Brawo Polacy! A Giro może wygrać Uran Uran

Dzisiejszy etap Giro to była pierwsza poważna próba z finiszem pod górę. Etap kończył się klasycznym kilkunastokilometrowym podjazdem, na którym w czołowej grupie jechali sami faworyci, a pośród nich, no aż miło było popatrzyć, Rafał Majka i Przemek Niemiec.

Po obejrzeniu tego finiszu mam następujące spostrzeżenia:

  • Rigoberto Uran Uran jest strasznie mocny. Odjechał z grupy faworytów jak chciał. Ciekawe co by zrobił Nibali jakby Uran miał o minutę mniejszą stratę.
  • Za to słabiutki jest Wiggins. To nie jest ten sam kolarz, który w zeszłym roku wygrał swobodnie wszystko co chciał. Wiggins Giro nie wygra. Ok, wiem, że miał w tym roku wyjątkowego pecha. A to leżał na zjeździe, a to tuż przed nim była kraksa, ale kandydat na zwycięzcę nie zostaje tak łatwo na podjeździe.
  • Vinzenzo Nibali kontroluje sytuację, choć to jak dał odjechać Uranowi jest zastanawiające. Choć nie ulega wątpliwości, że jest aktualnie głównym kandydatem do końcowego zwycięstwa.
  • Moim cichym faworytem jest Cadel Evans, który po pierwsze traci bardzo mało w generalce, a po drugie jedzie bardzo mądrze. Evans nie traci głupio sekund, zawsze przyjeżdża w czołowej grupie, nie zostaje na podjazdach i wystarczy mu zapewne jeden słabszy dzień Nibalego, żeby wyrwać mu różową koszulkę.
  • Rafał Majka pojechał dzisiaj jak na lidera zespołu przystało! Atakował w pewnym momencie z grupy liderów! Jechał pięknie, przyjechał na metę razem z faworytami. W generalce awansował na 10 miejsce.
  • Na jeszcze lepszym ósmym miejscu w generalce jest Przemysław Niemiec, który dzisiaj prezentował się wręcz wyśmienicie. Gdyby nie to, że kazano mu zostać i czekać i holować słabego Scarponiego byłoby jeszcze lepiej. Ależ byłoby pięknie, jakby Niemiec dostał wolną rękę i mógłby jechać na siebie.

Ależ miło się to Giro ogląda, walka na każdym etapie, dwóch Polaków w dziesiątce, a stawka jest bardzo wyrównana.

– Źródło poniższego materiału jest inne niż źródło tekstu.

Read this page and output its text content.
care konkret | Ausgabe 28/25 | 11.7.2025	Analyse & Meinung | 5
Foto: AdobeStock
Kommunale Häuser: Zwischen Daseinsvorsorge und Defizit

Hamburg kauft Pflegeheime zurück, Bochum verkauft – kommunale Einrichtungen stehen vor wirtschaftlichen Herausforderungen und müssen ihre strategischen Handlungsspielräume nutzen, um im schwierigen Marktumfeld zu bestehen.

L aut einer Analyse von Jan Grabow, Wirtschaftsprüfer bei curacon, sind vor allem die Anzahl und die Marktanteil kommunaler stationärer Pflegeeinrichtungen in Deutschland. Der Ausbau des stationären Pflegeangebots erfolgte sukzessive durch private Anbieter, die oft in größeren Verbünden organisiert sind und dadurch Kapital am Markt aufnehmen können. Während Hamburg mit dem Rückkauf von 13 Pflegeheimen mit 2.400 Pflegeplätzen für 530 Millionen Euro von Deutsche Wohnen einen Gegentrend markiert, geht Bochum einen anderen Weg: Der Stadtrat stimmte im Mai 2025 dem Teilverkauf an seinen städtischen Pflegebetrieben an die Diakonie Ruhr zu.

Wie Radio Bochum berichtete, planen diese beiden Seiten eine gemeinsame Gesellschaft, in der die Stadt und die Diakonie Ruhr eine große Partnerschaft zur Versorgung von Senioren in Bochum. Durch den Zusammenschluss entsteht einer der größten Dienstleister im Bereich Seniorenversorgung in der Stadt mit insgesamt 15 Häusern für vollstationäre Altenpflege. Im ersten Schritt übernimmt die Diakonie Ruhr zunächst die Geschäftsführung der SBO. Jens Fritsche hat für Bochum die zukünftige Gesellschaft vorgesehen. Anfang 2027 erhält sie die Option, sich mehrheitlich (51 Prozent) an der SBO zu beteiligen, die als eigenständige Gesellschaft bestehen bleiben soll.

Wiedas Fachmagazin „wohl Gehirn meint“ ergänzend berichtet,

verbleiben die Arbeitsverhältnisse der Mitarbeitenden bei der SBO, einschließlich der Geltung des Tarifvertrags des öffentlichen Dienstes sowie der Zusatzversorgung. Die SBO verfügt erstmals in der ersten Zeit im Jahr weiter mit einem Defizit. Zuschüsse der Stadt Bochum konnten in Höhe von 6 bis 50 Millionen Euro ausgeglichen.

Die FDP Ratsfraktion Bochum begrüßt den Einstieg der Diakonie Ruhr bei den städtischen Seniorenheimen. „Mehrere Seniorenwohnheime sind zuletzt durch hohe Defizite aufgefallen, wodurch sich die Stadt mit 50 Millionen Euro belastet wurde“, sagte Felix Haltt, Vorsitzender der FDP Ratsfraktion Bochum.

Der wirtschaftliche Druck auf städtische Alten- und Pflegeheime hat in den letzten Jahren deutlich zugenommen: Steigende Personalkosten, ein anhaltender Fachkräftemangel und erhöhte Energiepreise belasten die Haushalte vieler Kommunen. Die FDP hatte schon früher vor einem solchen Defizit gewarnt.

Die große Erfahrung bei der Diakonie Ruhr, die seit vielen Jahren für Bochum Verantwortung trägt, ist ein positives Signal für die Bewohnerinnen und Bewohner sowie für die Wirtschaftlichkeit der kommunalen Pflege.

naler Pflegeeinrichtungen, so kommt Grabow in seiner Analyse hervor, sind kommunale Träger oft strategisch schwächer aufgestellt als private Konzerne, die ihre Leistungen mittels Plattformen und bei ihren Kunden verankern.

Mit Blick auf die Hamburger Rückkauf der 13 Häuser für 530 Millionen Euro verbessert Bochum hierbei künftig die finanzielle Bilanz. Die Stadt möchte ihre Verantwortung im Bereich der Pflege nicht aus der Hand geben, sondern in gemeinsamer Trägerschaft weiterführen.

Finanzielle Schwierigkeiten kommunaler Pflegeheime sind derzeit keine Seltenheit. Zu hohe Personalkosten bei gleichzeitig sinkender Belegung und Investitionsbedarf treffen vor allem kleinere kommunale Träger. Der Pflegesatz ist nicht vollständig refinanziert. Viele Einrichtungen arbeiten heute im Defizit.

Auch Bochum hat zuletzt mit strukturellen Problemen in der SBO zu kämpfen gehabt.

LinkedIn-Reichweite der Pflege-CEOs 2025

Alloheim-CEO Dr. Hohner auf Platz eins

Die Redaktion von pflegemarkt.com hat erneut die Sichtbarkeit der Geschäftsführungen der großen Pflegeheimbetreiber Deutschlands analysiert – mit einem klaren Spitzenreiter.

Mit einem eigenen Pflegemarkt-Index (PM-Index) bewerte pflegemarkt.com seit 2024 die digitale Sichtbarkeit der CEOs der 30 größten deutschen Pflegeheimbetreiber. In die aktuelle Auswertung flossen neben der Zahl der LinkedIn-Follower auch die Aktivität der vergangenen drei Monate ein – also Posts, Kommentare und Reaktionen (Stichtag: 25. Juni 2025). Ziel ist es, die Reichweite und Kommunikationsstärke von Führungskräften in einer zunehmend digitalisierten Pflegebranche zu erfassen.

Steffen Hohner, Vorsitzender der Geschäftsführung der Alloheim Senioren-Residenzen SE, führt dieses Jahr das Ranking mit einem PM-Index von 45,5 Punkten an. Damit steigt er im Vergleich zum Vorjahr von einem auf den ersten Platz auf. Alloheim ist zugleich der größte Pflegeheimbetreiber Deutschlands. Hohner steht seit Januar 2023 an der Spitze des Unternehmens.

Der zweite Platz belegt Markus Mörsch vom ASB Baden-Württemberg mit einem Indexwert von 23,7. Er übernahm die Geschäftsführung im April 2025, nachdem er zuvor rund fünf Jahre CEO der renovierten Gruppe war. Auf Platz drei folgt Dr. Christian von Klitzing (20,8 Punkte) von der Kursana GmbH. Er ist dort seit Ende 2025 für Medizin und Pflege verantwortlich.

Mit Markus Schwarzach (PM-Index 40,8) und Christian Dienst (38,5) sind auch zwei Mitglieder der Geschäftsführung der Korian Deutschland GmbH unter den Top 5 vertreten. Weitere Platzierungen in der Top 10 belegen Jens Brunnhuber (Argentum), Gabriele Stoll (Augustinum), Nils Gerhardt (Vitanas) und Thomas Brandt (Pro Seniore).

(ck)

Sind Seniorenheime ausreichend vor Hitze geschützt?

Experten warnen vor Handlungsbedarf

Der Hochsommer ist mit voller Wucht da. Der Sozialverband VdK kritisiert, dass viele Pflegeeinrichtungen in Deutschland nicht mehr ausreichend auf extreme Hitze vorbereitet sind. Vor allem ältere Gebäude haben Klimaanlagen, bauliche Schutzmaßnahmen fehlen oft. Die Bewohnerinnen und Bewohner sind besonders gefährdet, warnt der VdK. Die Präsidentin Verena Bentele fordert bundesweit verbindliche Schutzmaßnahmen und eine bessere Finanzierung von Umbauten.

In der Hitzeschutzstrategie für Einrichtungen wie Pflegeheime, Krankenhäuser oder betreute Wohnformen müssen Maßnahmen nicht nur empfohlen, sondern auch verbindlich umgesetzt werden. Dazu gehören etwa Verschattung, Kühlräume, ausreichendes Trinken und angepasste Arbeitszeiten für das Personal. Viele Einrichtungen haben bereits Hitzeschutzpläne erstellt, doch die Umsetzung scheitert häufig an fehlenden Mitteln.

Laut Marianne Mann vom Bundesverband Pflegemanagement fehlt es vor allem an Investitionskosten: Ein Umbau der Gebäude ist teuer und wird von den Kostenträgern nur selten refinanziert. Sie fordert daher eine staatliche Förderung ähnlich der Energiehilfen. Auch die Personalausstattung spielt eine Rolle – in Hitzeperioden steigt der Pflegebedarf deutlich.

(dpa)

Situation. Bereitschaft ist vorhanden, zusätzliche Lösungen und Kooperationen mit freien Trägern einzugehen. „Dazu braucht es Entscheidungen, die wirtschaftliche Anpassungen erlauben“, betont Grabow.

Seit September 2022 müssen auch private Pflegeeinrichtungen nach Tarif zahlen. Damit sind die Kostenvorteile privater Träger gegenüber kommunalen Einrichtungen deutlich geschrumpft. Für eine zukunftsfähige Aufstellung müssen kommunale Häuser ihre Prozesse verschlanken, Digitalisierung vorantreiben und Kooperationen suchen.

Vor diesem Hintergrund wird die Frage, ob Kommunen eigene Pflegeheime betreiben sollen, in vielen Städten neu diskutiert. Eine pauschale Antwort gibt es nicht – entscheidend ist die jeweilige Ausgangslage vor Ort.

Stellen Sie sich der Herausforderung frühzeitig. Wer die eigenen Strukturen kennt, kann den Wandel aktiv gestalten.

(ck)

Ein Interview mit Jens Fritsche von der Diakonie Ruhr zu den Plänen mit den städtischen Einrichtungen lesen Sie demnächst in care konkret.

Analizując generalkę, która wygląda tak:

  1. Vincenzo Nibali (Ita) Astana Pro Team                        38:57:32
  2. Cadel Evans (Aus) BMC Racing Team                           00:41
  3. Rigoberto Uran Uran (Col) Sky Procycling                   02:04
  4. Bradley Wiggins (GBr) Sky Procycling                           02:05
  5. Robert Gesink (Ned) Blanco Pro Cycling Team           02:12
  6. Michele Scarponi (Ita) Lampre-Merida                         02:13
  7. Mauro Santambrogio (Ita) Vini Fantini-Selle Italia  02:55
  8. Przemysław Niemiec (Pol) Lampre-Merida                  03:35
  9. Domenico Pozzovivo (Ita) Ag2R La Mondiale             04:17
  10. Rafał Majka (Pol) Team Saxo-Tinkoff                           04:21

widzę miejsce na awans Polaków! Z niecierpliwością czekam na kolejne etapy, co za wyścig!